Plantar Faciitis

The plantar fascia is a band of connective tissue, fascia, which runs along the underside (plantar aspect) of the foot.  It connects the base of the toes (heads of the metatarsals) to the heel bone (calcaneous).  The arch of the foot is similar to a bow and the plantar fascia is similar to a bow string.  The tension in plantar fascia helps to support the shape of the arch in the same way the bow string maintains the shape of a bow.  Every time you walk or run you create addition tension to the plantar fascia.  If it is suddenly stretched too hard or too often it can become irritated.

Plantar fasciitis can be characterised by pain on the underside of the foot, generally towards where the plantar fascia attaches into the heel bone.  Pain is normally brought on by weight bearing after long periods of rest.  Those suffering with plantar fasciitis often complain of high levels of pain with their first few steps after getting up in the morning and after sitting for long periods.  Symptoms then usually improves with increased walking.  Plantar fasciitis can be stubborn and last several months, physiotherapy can help people manage their symptoms whilst aiming to reduce pain levels.
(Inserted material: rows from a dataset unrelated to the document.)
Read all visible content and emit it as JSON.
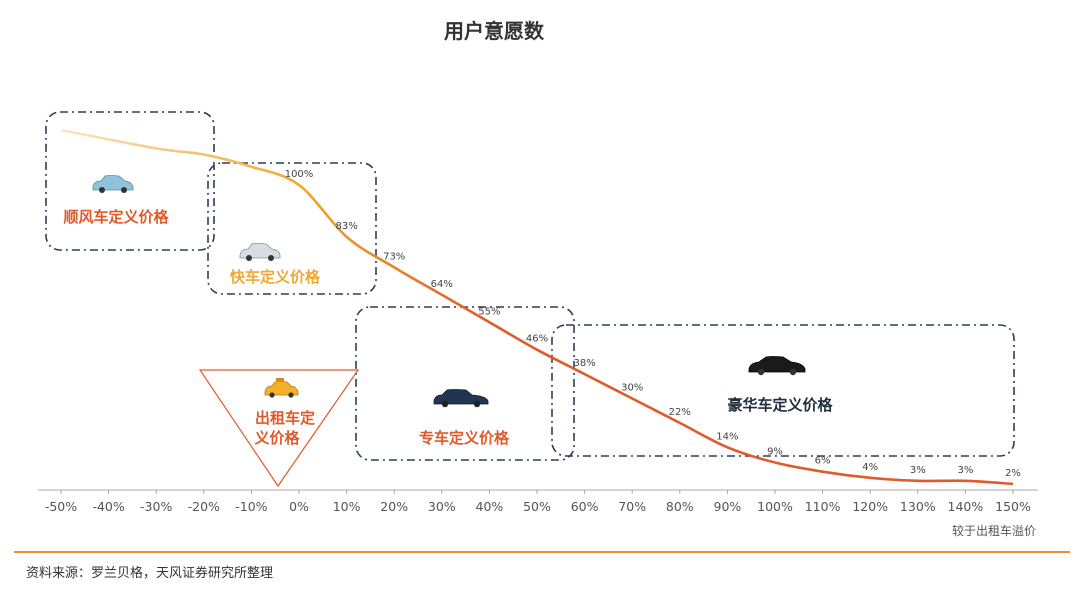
{
  "chart_data": {
    "type": "line",
    "title": "用户意愿数",
    "x_unit_label": "较于出租车溢价",
    "x_ticks": [
      "-50%",
      "-40%",
      "-30%",
      "-20%",
      "-10%",
      "0%",
      "10%",
      "20%",
      "30%",
      "40%",
      "50%",
      "60%",
      "70%",
      "80%",
      "90%",
      "100%",
      "110%",
      "120%",
      "130%",
      "140%",
      "150%"
    ],
    "series": [
      {
        "x": [
          -50,
          -30,
          -20,
          -10,
          0,
          10,
          20,
          30,
          40,
          50,
          60,
          70,
          80,
          90,
          100,
          110,
          120,
          130,
          140,
          150
        ],
        "y": [
          118,
          112,
          110,
          106,
          100,
          83,
          73,
          64,
          55,
          46,
          38,
          30,
          22,
          14,
          9,
          6,
          4,
          3,
          3,
          2
        ]
      }
    ],
    "data_labels": [
      "100%",
      "83%",
      "73%",
      "64%",
      "55%",
      "46%",
      "38%",
      "30%",
      "22%",
      "14%",
      "9%",
      "6%",
      "4%",
      "3%",
      "3%",
      "2%"
    ],
    "data_label_x": [
      0,
      10,
      20,
      30,
      40,
      50,
      60,
      70,
      80,
      90,
      100,
      110,
      120,
      130,
      140,
      150
    ],
    "zones": [
      {
        "label": "顺风车定义价格",
        "color": "#e05a2a",
        "icon": "car-light-blue-icon"
      },
      {
        "label": "快车定义价格",
        "color": "#f0a830",
        "icon": "car-silver-icon"
      },
      {
        "label": "出租车定义价格",
        "line1": "出租车定",
        "line2": "义价格",
        "color": "#e05a2a",
        "icon": "taxi-icon"
      },
      {
        "label": "专车定义价格",
        "color": "#e05a2a",
        "icon": "car-dark-blue-icon"
      },
      {
        "label": "豪华车定义价格",
        "color": "#1f2d3d",
        "icon": "car-black-icon"
      }
    ],
    "colors": {
      "line_start": "#f5dcb0",
      "line_mid": "#f0a830",
      "line_end": "#e05a2a",
      "axis": "#aaaaaa",
      "zone_border": "#2c3e55"
    }
  },
  "source": "资料来源：罗兰贝格，天风证券研究所整理"
}
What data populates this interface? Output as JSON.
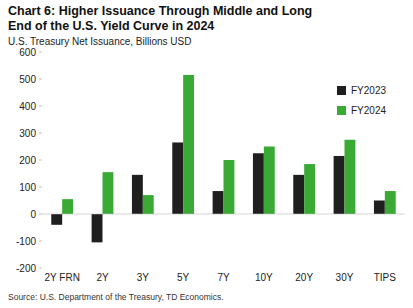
{
  "chart_data": {
    "type": "bar",
    "title": "Chart 6: Higher Issuance Through Middle and Long End of the U.S. Yield Curve in 2024",
    "subtitle": "U.S. Treasury Net Issuance, Billions USD",
    "source": "Source: U.S. Department of the Treasury, TD Economics.",
    "categories": [
      "2Y FRN",
      "2Y",
      "3Y",
      "5Y",
      "7Y",
      "10Y",
      "20Y",
      "30Y",
      "TIPS"
    ],
    "series": [
      {
        "name": "FY2023",
        "color": "#1f1f1f",
        "values": [
          -40,
          -105,
          145,
          265,
          85,
          225,
          145,
          215,
          50
        ]
      },
      {
        "name": "FY2024",
        "color": "#3aaa35",
        "values": [
          55,
          155,
          70,
          515,
          200,
          250,
          185,
          275,
          85
        ]
      }
    ],
    "ylim": [
      -200,
      600
    ],
    "yticks": [
      -200,
      -100,
      0,
      100,
      200,
      300,
      400,
      500,
      600
    ],
    "grid": false,
    "legend": "upper right"
  }
}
If you have any of the symptoms above you should seek to have you foot assessed as soon as possible.  There are several other conditions that could cause similar symptoms in the area which need to be ruled out.
Dependent on the findings from assessment, physiotherapy management may include:
  • Advice and education – helping you to understand the pathology, understand aims of treatment and give realistic guidance on time frames.
  • Activity modification – to reduce the amount of load the plantar fascia takes throughout the day during the recovery period.
  • Manual Therapy – to desensitise the area and maintain flexibility of any tissues/structures in the lower limb.
  • Individually tailored exercise program – including exercises to assist in maintaining flexibility and specific strengthening exercises
  • Heel cushion pads and/or orthotics for comfort and to assist in supporting the arch, therefore reducing the tensile forces the plantar fascia.
  • Acupuncture – to desensitise the area.
  • Taping – to help offload the area.
We may need to refer you to your GP or an ankle/foot consultant for further assessment and investigations.  We are fortunate to have good links with all local GP practices and Orthopaedic Consultants.